Extensible files
Pintos currently cannot extend the size of files because the Pintos file system allocates each file as a single contiguous set of blocks. Your task is to modify the Pintos file system to support extending files. Your design should provide fast random accesses to the file, so you should avoid using a design based on File Allocation Tables (FAT). One possibility is to use an indexed inode structure with direct, indirect, and doubly-indirect pointers, similar to Unix FFS. The maximum file size you need to support is 8 MiB (2^23 bytes). You must also add support for a new system call inumber(int fd)
which returns the unique inode number of file associated with a particular file descriptor. Make sure that you gracefully handle cases where the operating system runs out of memory or disk space by leaving the file system in a consistent state (especially with regard to inode extension) and without leaking disk space or memory.
Implementation details
The basic file system allocates files as a single extent, making it vulnerable to external fragmentation: it is possible that an n
-block file cannot be allocated even though n
blocks are free. Eliminate this problem by modifying the on-disk inode structure. In practice, this probably means using an index structure with direct, indirect, and doubly indirect blocks. You are welcome to choose a different scheme as long as you explain the rationale for it in your design documentation, and as long as it does not suffer from external fragmentation (as does the extent-based file system we provide).
You can assume that the file system partition will not be larger than 8 MiB. You must support files as large as the partition (minus metadata). Each inode is stored in one disk sector, limiting the number of block pointers that it can contain. Supporting 8 MiB files will require you to implement doubly-indirect blocks.
An extent-based file can only grow if it is followed by empty space, but indexed inodes make file growth possible whenever free space is available. Implement file growth. In the basic file system, the file size is specified when the file is created. In most modern file systems, a file is initially created with size 0 and is then expanded every time a write is made off the end of the file. Your file system must allow this.
There should be no predetermined limit on the size of a file, except that a file cannot exceed the size of the file system (minus metadata). This also applies to the root directory file, which should now be allowed to expand beyond its initial limit of 16 files.
User programs are allowed to seek beyond the current end-of-file (EOF). The seek itself does not extend the file.
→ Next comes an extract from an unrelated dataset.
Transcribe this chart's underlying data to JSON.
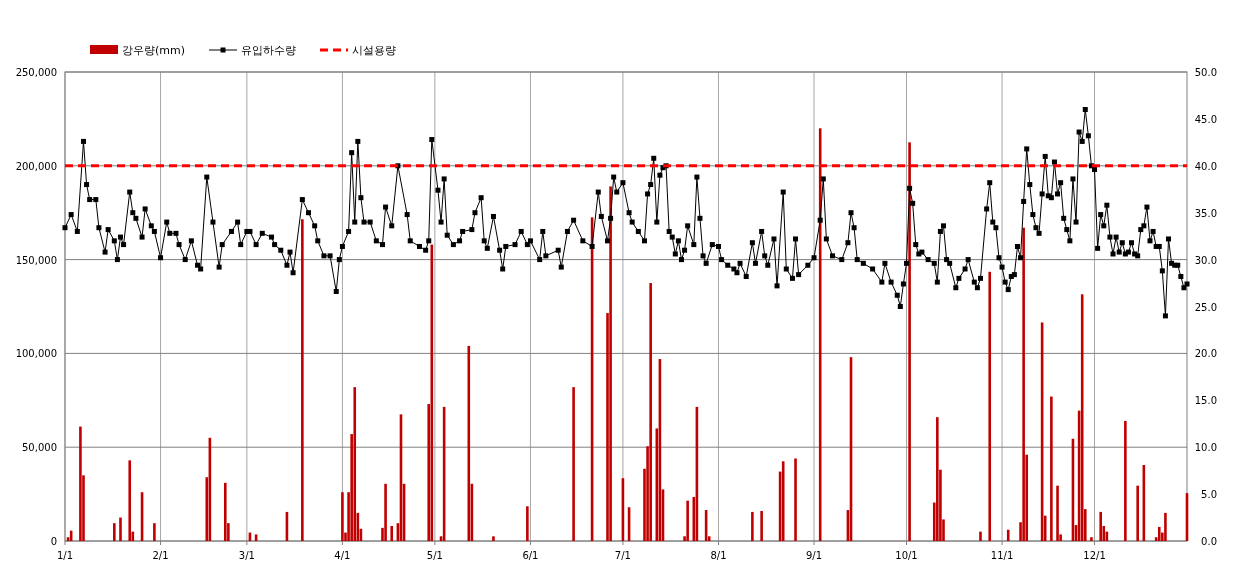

Writing at a position past EOF extends the file to the position being written, and any gap between the previous EOF and the start of the write()
must be filled with zeros. A read()
starting from a position past EOF returns no bytes.
Writing far beyond EOF can cause many blocks to be entirely zero. Some file systems allocate and write real data blocks for these implicitly zeroed blocks. Other file systems do not allocate these blocks at all until they are explicitly written. The latter file systems are said to support “sparse files." You may adopt either allocation strategy in your file system.
You are already familiar with handling memory exhaustion in C, by checking for a NULL return value from malloc. In this project, you will also need to handle disk space exhaustion. When your file system is unable to allocate new disk blocks, you must have a strategy to abort the current operation and rollback to a previous good state.